Del primo che ti saluta quando arrivi a Termini

Il tempio non-tempio di Minerva Medica

È la prima cosa che si vede, quando il treno rallenta per fermarsi alla stazione Termini.

Google Maps - tra via Giolitti e i binari di Termini

Google Maps – tra via Giolitti e i binari di Termini

Lo si nota distintamente, grande con il suo accenno di cupola, che par quasi di vederla, anche se ne rimane solo un abbozzo.

Il marmo è sparito e rimane solo lo scheletro in laterizio, d’un rosso-marrone che si accende quando batte il sole.

Difficile dire cosa sia, ad un primo sguardo: poi il treno sfila, e non dà il tempo di osservare meglio le nicchie, né a che distanza sia esattamente dai binari.

Per una di quelle casualità che non si sa quando sono successe, questo enorme edificio se ne sta lì, accanto ai treni che passano, e non si capisce se sono i treni ad avere sbagliato strada o lui ad essere costruito lì per caso.

Ci si arriva risalendo via Manzoni, fino in cima, a scontrarsi coi filobus.

L’edificio, risalente al IV secolo d. C., ha una pianta decagonale, e nove lati sono occupati da nicchie, le cui statue ora sono custodite ai Musei Vaticani.
Il decimo, sormontato da un arco a tutto sesto, funge da ingresso.

"Tempio di Minerva Medica" - incisione di Piranesi, 1796

“Tempio di Minerva Medica” – incisione di Piranesi, 1796

La cupola ha un diametro di 25 metri, e si dice che il Brunelleschi ne abbia studiato la costruzione, per disegnare quella di Santa Maria del Fiore.

La parte meglio conservata è quella che saluta i viaggiatori in arrivo e in partenza dalla città, con le nicchie sporgenti verso l’esterno, sormontate da un tamburo, in cui si aprono dieci luci ad arco a sesto acuto, e dalla cupola, integra per quasi metà.

Il lato che si offre ai passanti di via Giolitti sembra il cratere scavato da una bomba: rimane solo l’ingresso, senza il livello superiore e la cupola.

Conosciuto dagli abitanti del quartiere esquilino come il tempo di Minerva Medica, è invece in realtà quello che resta del ninfeo degli Horti Liciniani, parte di una villa imperiale extraurbana.
Inutile dirlo ai proprietari del piccolo hotel o del bar che si affacciano sulla strada, tutti intitolati a Minerva.

Tempio di Minerva Medica - lato via Giolitti

Tempio di Minerva Medica – lato via Giolitti

D’estate, sul lato che da verso via Giolitti, cresce un cespuglio dai fiori rossi e copre il brutto muro che chiude l’ingresso.

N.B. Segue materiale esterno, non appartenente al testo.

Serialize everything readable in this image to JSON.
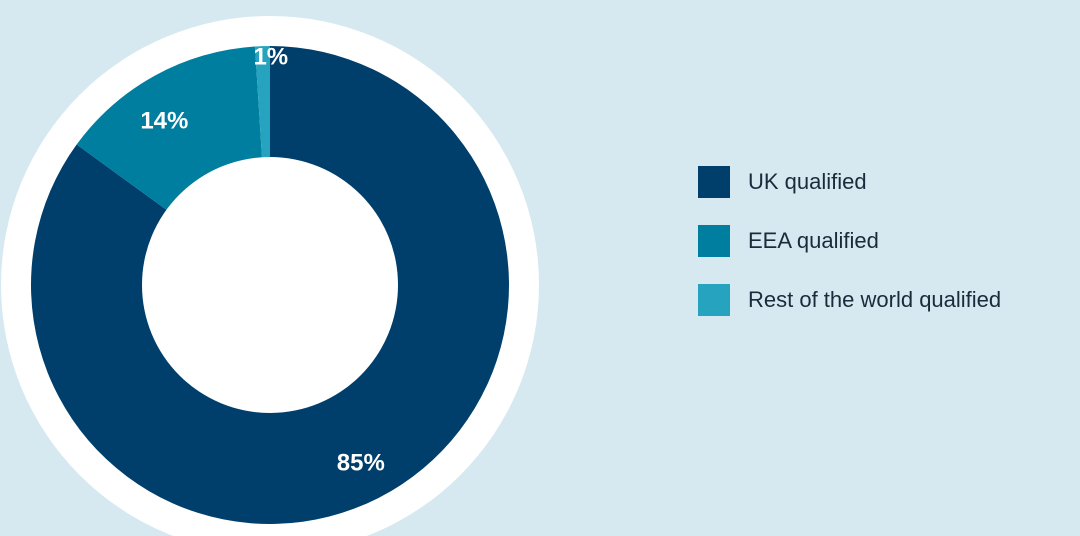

È un arbusto spontaneo, come anche le rampicanti che colorano di verde le pareti perimetrali e quel che resta della cupola.
Dentro non c’è nulla, né si può entrare.

Il ninfeo, che pochi sanno essere tale, ultimo resto di quello che doveva essere un grande complesso abitativo della Roma imperiale, se ne sta nella sua imponenza abbandonata e indifferente, stretto tra una strada e il binario 27. È stato intrappolato lì negli anni Trenta, quando la piccola stazione di Termini di metà Ottocento si è trasformata nel secondo snodo ferroviario d’Europa.

Non è visitabile, ma nemmeno abusato dai graffiti.

Immerso nel rumore della città, saluta ogni treno in uscita e in ingresso. Per me è diventato una sagoma rassicurante fuori dal finestrino, che mi avverte che bisogna scendere, prendere la valigia e sparire in metropolitana.

Con la sua sagoma rassicurante, è uno di quegli araldi dimenticati di un’epoca passata che stanno lì a ricordarti che la città non è stata costruita su misura per te, ma che al massimo puoi passarci in punta di piedi e ammirare.

Ora il Comune di Roma ha iniziato a restaurarlo e quindi se lo sono mangiato le impalcature. Io spero non diventi l’ennesimo edificio romano a pagamento ma punto di passaggio: entrare e passare sotto la cupola bucata, sbalordirsi un momento e risbucare fuori dall’altra uscita, solo questo.

Perché è proprio qui che sta il bello di Roma, una città un po’ dimenticata a cui non importa delle proprie ricchezze, che se ne stanno adagiate nel bel mezzo della vita che scorre tutti i giorni, senza bisogno di campane di vetro.